Australian christian fund wins impact investment prize
An Australian small pension fund has received global recognition for encouraging leading institutional investors toward impact investing.
Christian Super, a leading Christian Industry investment fund for ethically sustainable projects, was announced as the winner of the Global Steering Group for Impact Investment honors at the GSG Impact Summit 2017 in Chicago.
The industry fund manages $1.3 billion on behalf of 25,000 members and has been growing steadily since 1984.
Their aim is to apply its member's values into their investment portfolio – contributing mostly to projects that are committed to human and environmental care. The results are a diversified portfolio including everything from renewables to education in both Australia and developing economies.
Unlike other pension funds, Christian Super does not integrate publicly listed assets into its impact portfolio.
The fund was named Asset Owner of the Year in recognition of its commitment to social impact; including the allocation of 10 per cent of its assets to impact investing, as well as screening all investments for environmental, social and governance, or ESG, risk.

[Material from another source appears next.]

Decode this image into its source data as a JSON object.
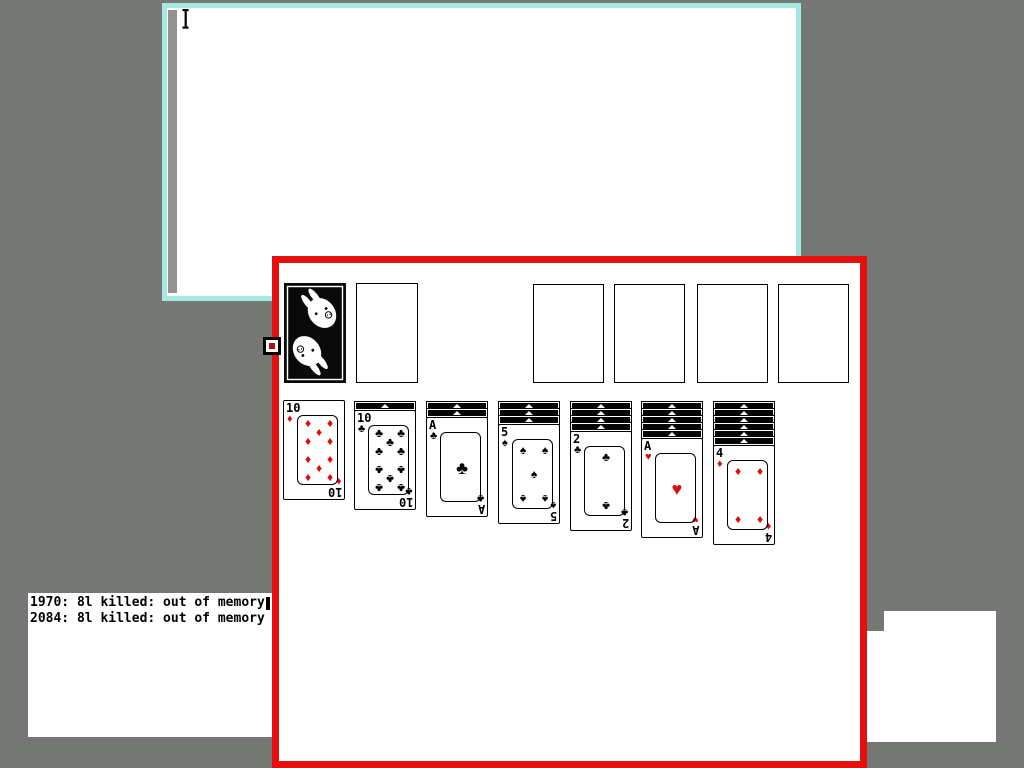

The chair of the Australian Advisory Board on Impact Investing, Rosemary Addis, said “reflecting the leadership from Australia, Christian Super’s award for Asset Owner of the Year is well deserved.”
“Their pioneering approach is recognised in the context of goals now set to mobilise significant amounts of capital for impact by 2020.”
This was the fourth annual gathering of global leaders in the impact investing community including 530 participants from 47 countries, who are working to bring the market to a tipping point by 2020. Addis praised the summit for being a “force for innovation and better outcomes in how we tackle social issues”.
“The focus on steering the global impact investing market to tipping point by 2020 reflects the rapid development since the G8 Taskforce was launched in 2013.
“It’s successor, the Global Steering Group for Impact Investment has grown from the G7 plus Australia and the EU to 16 countries with the admission of Finland, Argentina and Uruguay at the Summit. Eleven more countries from South Africa to Bangladesh, China to Peru, South Korea to Columbia and Central and Eastern Europe are developing national advisory boards and national strategies with a view to joining the global effort.
“The global group has set ambitious, but achievable targets for 2020 that include delivering impact with and for billions of people and for the planet and reaching over US$300 billion [A$390 billion] invested for impact by 2020.
“Achieving these goals will require boldness and commitment to action by all actors in the market.”
Also at the summit were various Australian representatives from across the banking and investment sectors, as well as from the Australian government.
Christian Super is currently in the process of spinning out its expert impact team into a new company, Brightlight Impact Advisory, to help more institutional investors access their expertise.
“We are often challenged with questions as to whether it’s actually possible as a fiduciary to build a viable impact portfolio, but I think that our 10 year track record is sufficient to dispel that myth,” chief investment officer of Christian Super Tim MacReady said. “We get questions as to how much impact we’re actually having, but again we can demonstrate outputs and outcomes to dispel this.”